Hit farm toys opening gates to US market after Late, Late boost

Padraic Cuddy with some of his toy fields, which he was inspired to make by his then three-year-old son, Tommy
Padraic Cuddy with some of his toy fields, which he was inspired to make by his then three-year-old son, Tommy

Ken Whelan

Roscommon farmer Padraic Cuddy's toy fields started out as a way to keep his son's possessions in order.

The Field Toys, the remarkable start-up rural enterprise set up on a sheep farm in Roscommon three years ago, is set to tackle the American market this Christmas with its range of 'farming fields' for children.

Chief executive Padraic Cuddy says the initial market testing of Field Toys in the States has been positive and he is hoping they will prove a best-seller in this new market.

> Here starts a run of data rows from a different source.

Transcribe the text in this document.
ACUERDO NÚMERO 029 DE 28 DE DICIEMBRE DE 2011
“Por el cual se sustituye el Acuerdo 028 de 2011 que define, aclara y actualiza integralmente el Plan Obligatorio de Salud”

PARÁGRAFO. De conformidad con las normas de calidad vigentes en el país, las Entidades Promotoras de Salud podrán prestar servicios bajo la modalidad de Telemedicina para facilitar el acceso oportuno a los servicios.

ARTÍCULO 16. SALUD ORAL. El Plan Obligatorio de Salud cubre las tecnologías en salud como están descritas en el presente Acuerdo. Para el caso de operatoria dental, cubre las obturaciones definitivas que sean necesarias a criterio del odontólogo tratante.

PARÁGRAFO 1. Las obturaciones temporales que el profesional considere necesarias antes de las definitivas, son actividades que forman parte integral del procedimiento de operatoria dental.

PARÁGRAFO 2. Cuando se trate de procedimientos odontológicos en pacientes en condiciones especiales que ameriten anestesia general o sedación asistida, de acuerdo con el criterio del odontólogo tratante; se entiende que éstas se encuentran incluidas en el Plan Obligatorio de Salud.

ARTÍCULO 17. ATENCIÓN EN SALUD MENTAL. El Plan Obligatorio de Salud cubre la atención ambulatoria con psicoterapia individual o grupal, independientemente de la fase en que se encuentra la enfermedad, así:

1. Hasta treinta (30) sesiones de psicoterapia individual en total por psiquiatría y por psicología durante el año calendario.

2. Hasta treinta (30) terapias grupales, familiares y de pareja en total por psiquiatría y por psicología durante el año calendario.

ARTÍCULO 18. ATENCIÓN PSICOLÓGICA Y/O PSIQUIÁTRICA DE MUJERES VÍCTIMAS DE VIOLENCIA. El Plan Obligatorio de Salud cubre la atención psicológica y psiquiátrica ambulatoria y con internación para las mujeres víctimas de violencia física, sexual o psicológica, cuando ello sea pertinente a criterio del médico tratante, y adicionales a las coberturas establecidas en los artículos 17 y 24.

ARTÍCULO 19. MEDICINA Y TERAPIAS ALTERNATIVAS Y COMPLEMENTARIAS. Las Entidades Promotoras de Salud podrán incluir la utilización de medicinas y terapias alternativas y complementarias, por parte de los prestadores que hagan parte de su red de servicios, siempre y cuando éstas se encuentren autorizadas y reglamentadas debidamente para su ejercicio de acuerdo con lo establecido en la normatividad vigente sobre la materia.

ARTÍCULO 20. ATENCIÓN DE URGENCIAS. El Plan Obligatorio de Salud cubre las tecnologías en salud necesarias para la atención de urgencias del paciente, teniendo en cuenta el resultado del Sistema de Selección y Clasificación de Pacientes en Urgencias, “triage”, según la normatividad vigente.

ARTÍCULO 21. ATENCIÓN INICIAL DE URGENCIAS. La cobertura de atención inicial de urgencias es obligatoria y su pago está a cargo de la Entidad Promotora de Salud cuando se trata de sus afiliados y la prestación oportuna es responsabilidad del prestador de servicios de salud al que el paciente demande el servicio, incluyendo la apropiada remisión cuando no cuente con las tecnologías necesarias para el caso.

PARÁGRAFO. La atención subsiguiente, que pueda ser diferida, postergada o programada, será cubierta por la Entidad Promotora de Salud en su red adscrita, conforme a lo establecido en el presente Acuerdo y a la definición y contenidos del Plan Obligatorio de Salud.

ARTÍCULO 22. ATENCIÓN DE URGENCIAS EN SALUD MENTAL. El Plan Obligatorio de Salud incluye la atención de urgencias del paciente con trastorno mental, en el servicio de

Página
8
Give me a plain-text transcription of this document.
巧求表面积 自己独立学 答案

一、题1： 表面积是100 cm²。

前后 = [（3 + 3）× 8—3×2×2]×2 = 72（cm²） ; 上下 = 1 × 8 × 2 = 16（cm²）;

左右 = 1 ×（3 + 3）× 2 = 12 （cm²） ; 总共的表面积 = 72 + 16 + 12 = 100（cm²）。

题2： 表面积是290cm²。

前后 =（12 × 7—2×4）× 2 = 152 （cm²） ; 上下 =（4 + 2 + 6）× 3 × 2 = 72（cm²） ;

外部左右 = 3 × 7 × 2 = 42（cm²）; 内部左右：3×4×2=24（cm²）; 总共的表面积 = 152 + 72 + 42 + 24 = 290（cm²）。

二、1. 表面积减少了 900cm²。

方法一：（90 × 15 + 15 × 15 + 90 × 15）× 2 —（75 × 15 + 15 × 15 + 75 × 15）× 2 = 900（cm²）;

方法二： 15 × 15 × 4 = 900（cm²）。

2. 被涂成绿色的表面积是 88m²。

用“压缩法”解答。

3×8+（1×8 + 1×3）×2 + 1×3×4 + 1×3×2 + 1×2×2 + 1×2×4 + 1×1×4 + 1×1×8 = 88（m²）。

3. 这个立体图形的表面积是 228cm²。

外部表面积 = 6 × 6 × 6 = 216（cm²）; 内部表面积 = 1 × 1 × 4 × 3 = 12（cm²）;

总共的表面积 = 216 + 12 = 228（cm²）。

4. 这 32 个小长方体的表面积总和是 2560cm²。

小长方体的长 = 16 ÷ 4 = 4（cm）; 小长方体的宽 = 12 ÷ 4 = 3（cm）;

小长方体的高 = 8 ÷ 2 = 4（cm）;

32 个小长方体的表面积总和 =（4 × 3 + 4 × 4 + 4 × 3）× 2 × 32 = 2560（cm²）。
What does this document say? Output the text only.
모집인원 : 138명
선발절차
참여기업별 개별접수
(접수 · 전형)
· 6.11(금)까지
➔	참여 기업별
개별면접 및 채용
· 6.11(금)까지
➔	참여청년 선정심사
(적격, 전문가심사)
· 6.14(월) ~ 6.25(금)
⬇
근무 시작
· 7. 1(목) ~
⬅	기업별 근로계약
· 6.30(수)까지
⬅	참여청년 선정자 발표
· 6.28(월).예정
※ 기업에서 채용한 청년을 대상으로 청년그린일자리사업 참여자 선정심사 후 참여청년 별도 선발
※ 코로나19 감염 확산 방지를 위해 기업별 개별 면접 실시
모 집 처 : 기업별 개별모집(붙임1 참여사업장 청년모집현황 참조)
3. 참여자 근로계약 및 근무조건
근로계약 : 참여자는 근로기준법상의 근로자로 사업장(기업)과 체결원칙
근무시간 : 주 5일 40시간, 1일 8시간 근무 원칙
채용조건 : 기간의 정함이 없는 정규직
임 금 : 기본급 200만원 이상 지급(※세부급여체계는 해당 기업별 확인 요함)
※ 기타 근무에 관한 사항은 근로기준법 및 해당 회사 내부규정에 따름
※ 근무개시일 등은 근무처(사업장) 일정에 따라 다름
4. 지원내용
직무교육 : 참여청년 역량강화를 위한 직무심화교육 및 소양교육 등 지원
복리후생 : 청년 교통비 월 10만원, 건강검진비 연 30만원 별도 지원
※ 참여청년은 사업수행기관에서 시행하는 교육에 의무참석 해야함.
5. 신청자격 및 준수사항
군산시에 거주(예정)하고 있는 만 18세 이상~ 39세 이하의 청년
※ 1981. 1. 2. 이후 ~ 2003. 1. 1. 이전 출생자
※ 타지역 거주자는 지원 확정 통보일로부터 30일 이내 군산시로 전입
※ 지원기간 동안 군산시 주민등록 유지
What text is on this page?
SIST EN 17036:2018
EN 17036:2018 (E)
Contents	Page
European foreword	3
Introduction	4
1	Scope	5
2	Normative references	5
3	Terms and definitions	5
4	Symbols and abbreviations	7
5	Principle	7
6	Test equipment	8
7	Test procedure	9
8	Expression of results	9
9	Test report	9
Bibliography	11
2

Cuddy, a 51-year-old former plant hire man and occasional farmer from Athleague, came up with the idea of creating the rural toy fields - which are carpeted with artificial grass - to corral his then three-year-old son Tommy's growing collection of toy tractors, diggers and farm animals which were scattered all over the family home.

"My wife Annita asked me one day would I do something about the toys, they were all over the place," he explains.

"So I went into the shed and created this field from timber and covered it with the artificial grass, and when Tommy saw it he played in the field for hours on end.

"Then his friends came over and did the same so I had to make them fields for Christmas."

And on that basis of problem solving, Padraic's new company was created -so Tommy was the brainchild for the idea and his friends the first market focus group for the product.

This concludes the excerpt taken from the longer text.